SEXTO: Por la desestimación del recurso que a tenor de lo que prescribe el art. 398.1 de la Ley de Enjuiciamiento Civil , con expresa remisión al art. 394 , que proceda hacer expresa imposición de las costas del mismo a la parte apelante, al no estimar que el asunto en los términos en que ha sido traído a esta alzada presente serias dudas de hecho o de derecho.
VISTOS los preceptos citados y demás de general y pertinente aplicación.
Fallo
Que desestimando el recurso de apelación interpuesto por la representación procesal de Don Felipe , contra la sentencia dictada con fecha 23 de Enero de 2008 en los autos seguidos en el Juzgado de Primera Instancia núm. 56 de los de Madrid bajo el núm. 1217/2006, debemos confirmar y confirmamos dicha sentencia, con expresa imposición de las costas del presente recurso a la parte apelante.

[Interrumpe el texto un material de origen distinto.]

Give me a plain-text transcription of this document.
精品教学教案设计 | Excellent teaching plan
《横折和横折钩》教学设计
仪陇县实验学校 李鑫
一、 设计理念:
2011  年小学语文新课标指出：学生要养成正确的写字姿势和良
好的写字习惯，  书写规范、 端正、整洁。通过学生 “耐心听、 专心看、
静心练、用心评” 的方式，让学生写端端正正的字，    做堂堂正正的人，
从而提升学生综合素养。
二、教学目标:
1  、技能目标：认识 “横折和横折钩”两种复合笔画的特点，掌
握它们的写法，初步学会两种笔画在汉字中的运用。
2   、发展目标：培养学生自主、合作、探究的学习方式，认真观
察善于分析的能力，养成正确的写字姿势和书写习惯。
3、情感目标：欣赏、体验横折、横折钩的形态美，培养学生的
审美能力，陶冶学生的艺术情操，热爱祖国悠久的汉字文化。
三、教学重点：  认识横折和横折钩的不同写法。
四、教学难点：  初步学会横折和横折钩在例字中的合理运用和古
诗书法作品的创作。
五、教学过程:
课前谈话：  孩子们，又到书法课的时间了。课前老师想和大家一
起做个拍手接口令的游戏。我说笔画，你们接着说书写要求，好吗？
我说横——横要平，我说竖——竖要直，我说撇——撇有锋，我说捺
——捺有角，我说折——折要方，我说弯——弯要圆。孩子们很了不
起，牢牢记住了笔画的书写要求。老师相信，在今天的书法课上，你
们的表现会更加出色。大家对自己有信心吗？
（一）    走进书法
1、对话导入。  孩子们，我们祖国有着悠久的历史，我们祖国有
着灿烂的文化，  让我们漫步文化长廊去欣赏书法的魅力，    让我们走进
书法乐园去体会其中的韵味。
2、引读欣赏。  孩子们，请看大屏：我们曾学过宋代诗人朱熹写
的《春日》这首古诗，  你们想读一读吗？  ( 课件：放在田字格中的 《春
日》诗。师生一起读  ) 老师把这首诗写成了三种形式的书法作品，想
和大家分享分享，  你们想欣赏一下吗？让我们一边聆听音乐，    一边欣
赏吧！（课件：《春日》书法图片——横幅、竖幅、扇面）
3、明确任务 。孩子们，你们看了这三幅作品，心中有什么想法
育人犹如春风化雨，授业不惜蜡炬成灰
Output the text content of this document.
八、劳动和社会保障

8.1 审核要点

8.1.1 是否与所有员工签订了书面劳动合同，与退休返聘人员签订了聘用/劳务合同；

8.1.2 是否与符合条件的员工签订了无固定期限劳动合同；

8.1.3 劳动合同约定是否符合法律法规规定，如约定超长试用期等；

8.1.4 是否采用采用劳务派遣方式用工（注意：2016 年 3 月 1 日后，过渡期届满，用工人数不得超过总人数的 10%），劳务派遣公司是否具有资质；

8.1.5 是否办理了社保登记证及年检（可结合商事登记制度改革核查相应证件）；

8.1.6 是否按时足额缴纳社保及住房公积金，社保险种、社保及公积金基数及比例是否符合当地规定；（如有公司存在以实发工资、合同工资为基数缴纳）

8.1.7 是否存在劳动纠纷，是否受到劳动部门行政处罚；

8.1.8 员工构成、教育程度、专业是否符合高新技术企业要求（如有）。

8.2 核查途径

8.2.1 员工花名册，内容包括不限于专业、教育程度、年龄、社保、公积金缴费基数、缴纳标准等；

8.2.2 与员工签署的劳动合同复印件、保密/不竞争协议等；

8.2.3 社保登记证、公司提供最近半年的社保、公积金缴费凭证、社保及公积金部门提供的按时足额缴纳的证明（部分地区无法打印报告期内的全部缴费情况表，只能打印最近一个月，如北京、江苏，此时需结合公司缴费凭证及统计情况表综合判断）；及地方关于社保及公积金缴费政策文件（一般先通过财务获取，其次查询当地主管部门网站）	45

Al notificar esta sentencia, dése cumplimiento a lo prevenido en el art. 248.4 de la Ley Orgánica del Poder Judicial .
Así por esta nuestra sentencia, de la que se llevará certificación literal al rollo de su razón y a los autos de que dimana, lo pronunciamos, mandamos y firmamos.
PUBLICACIÓN.- Firmada la anterior resolución es entregada en esta Secretaría para su notificación, dándose publicidad en legal forma, y se expide certificación literal de la misma para su unión al rollo. Doy fe.